CMBS prices are holding firm as dealers shop three CMBS deals totaling $3.22 billion, each with distinct loan underwriting characteristics and collateral quality. The three conduit offerings are a $1.1-billion deal by Deutsche Bank, Cantor Fitzgerald, KeyBank and Liberty Island (COMM 2013-CCRE13); a $1-billion issue by Wells Fargo, RBS, Liberty Island, Basis Real Estate Capital, National Cooperative Bank, UBS and C-III Commercial Mortgage (WFRBS 2013-C18); and a $1.1-billion transaction by JPMorgan, Barclays, GE Capital, Redwood Trust and RAIT Financial (JPMBB 2013-C17).
The Wells-RBS transaction has arguably the best underwriting characteristics and high collateral quality. The loan pool consists of 67 loans secured by 73 properties with a weighted average loan-to-value (LTV) of 54.4% and a weighted average Net Cash Flow Debt Service Coverage (NCF DSCR) of 2.48x. The loan pool NCF Debt Yield is 13.8%.
The Deutsche Bank-Cantor deal also provides good loan metrics. The loan pool consists of 53 loans secured by 73 properties with a weighted average LTV of 60.8% and a weighted average NCF DSCR of 2.10x. The loan pool NCF Debt Yield is 12.7%.
“We look for NCF DSCR of more than 2.0x and NCF Debt Yield of more than 12.0% when sourcing CMBS for our portfolio,” noted Jim Brett, head of CMBS analytics at ValueXpress. “Both of these deals hit the mark.”
The JPMorgan deal was more aggressively underwritten than the Wells-RBS and Deutsche Bank-Cantor deals. The JPMorgan pool consists of 64 loans secured by 72 properties with a weighted average LTV of 66.3% and a weighted average NCF DSCR of 1.49x. The loan pool NCF Debt Yield is 10.3%.

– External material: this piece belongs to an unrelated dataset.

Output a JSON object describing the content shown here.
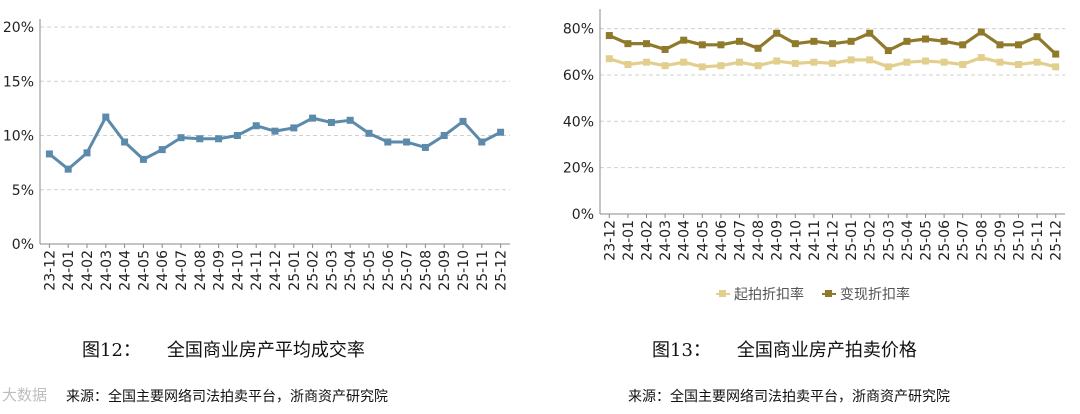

The Deutsche Bank-Cantor deal priced the deal’s long-term, super-senior bonds on Friday with a spread of 93 basis points (bp) over swaps, in line with recent offerings. The RBS-Wells and JPMorgan bonds were being marketed at the same levels; market participants were finding very strong demand for the RBS-Wells deal.